Развитие способности «подъема» мышления средствами концептуальной технологии действует на человека освобождающе.

Возможность освобождения сознания

Здесь мне хочется совершить лишь вхождение в эту глубоко интимную область бытия – освобождение сознания.

Согласитесь, любой человек рано или поздно осознает, что он нечто иное, чем просто его тело, наделенное способностью перемещаться, двигать конечностями, расти, решать задачки, залечивать раны, видеть, произносить звуки, отделять спелые плоды от гнилых… Рано или поздно мы понимаем, что мы нечто большее, чем все роли, которые мы исполняем в реальной жизни: роли друга, водителя, учителя, пешехода, родителя, подчиненного, знатока и многие другие. Внутренние побуждения и способности помыслить себя в будущем, в космосе, способность мечтать и придумывать то, чего и вовсе нет в природе, способность слышать внутренний голос, замирать от восторга, испытывать неудовлетворенность от содеянного, нуждаться в молитве, исповедоваться свидетельствуют о том, что наше подлинное «Я» неизмеримо выше, больше, иначе, чем то, чем мы кажемся себе и чем живем.
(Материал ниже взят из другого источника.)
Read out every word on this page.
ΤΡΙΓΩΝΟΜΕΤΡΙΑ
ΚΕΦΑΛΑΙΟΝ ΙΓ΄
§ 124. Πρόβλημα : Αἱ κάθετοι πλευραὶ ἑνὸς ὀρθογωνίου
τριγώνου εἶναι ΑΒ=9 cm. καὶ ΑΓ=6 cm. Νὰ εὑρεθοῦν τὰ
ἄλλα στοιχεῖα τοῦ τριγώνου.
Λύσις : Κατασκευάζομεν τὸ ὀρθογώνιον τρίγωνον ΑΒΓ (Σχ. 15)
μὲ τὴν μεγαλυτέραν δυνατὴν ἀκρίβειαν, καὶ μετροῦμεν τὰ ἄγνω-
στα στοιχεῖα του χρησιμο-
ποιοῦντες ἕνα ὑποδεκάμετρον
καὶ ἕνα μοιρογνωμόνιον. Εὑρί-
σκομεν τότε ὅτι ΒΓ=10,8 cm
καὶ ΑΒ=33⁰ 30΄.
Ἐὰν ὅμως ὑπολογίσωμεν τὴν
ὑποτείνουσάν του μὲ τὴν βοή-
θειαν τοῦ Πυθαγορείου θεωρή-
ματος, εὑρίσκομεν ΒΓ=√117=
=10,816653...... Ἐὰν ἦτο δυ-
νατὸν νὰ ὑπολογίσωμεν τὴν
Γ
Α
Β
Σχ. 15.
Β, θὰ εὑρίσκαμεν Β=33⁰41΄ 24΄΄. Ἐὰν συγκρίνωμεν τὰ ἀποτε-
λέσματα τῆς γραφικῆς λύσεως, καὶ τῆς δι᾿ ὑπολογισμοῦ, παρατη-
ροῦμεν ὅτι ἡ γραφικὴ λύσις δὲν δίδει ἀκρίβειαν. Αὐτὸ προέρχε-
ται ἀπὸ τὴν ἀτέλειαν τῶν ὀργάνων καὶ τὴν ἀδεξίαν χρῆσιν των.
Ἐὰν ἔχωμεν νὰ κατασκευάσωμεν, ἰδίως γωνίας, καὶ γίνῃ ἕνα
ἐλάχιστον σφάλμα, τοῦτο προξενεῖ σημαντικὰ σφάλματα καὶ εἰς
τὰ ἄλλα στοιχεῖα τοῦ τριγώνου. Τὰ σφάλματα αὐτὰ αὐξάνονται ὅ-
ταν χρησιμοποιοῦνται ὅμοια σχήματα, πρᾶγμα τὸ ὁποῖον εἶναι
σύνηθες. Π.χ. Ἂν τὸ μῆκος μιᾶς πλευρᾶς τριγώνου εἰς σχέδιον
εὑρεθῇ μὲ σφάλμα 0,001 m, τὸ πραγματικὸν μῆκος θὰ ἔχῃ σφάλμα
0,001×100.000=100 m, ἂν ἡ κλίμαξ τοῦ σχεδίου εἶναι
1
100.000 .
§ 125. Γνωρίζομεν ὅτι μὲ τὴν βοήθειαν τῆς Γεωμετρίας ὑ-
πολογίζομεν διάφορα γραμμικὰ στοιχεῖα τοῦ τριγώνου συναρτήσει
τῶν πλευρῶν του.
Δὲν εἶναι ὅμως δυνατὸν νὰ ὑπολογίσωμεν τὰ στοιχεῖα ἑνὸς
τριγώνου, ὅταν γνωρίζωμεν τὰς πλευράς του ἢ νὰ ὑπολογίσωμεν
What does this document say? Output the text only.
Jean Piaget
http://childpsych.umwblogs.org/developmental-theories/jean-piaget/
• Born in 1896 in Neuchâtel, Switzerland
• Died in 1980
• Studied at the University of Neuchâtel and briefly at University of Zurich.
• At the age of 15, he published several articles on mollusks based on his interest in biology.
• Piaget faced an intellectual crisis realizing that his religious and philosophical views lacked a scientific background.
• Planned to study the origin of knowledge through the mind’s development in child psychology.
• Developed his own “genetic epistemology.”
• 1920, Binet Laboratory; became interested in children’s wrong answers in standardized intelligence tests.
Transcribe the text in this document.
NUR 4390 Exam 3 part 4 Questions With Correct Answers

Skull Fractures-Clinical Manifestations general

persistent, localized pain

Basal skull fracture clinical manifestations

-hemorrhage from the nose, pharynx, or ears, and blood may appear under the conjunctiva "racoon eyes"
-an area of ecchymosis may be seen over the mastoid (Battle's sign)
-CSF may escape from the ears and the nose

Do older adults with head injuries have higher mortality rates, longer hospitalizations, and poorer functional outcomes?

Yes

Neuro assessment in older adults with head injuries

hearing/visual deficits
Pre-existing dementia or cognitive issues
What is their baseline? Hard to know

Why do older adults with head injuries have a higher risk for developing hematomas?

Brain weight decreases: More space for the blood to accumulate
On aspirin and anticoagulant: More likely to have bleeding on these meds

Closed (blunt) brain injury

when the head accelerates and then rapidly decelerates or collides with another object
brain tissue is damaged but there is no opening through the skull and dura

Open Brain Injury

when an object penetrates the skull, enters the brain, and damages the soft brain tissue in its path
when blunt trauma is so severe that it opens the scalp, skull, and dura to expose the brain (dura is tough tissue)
Если смотреть на нашу жизнь обыденным и наивным взглядом, в котором не предполагается, что помимо наблюдаемого есть еще что-то более значительное, то эта жизнь мало чем отличается от жизни всех остальных жителей планеты – млекопитающих, насекомых, птиц, рыб. Мы создаем и разрушаем семьи, собираем коренья, ловим и съедаем других животных, греемся на солнце, строим свои «гнезда» и отнимаем чужие, болеем, умираем, перемещаемся с одного места на другое и так далее. Только якобы делаем все это лучше. Некоторые говорят «цивилизованнее».

Но именно в этом «еще что-то» и есть то главное, что отличает нас от всего остального мира. Это то, что люди слышат в тишине уединения.

...

«Всю жизнь меня сопровождала тоска. Это, впрочем, зависело от периодов жизни, иногда она достигала большей остроты и напряженности, иногда ослаблялась. Нужно делать различие между тоской и страхом, и скукой. Тоска направлена к высшему миру и сопровождается чувством ничтожества, пустоты, тленности этого мира. Тоска обращена к трансцендентному, вместе с тем она означает неслиянность с трансцендентным, бездну между мной и трансцендентным. Тоска по трансцендентному, по-иному, чем этот мир, по переходящему за границы этого мира. Это говорит об одиночестве перед лицом трансцендентного. Это есть до последней остроты доведенный конфликт между моей жизнью в этом мире и трансцендентным.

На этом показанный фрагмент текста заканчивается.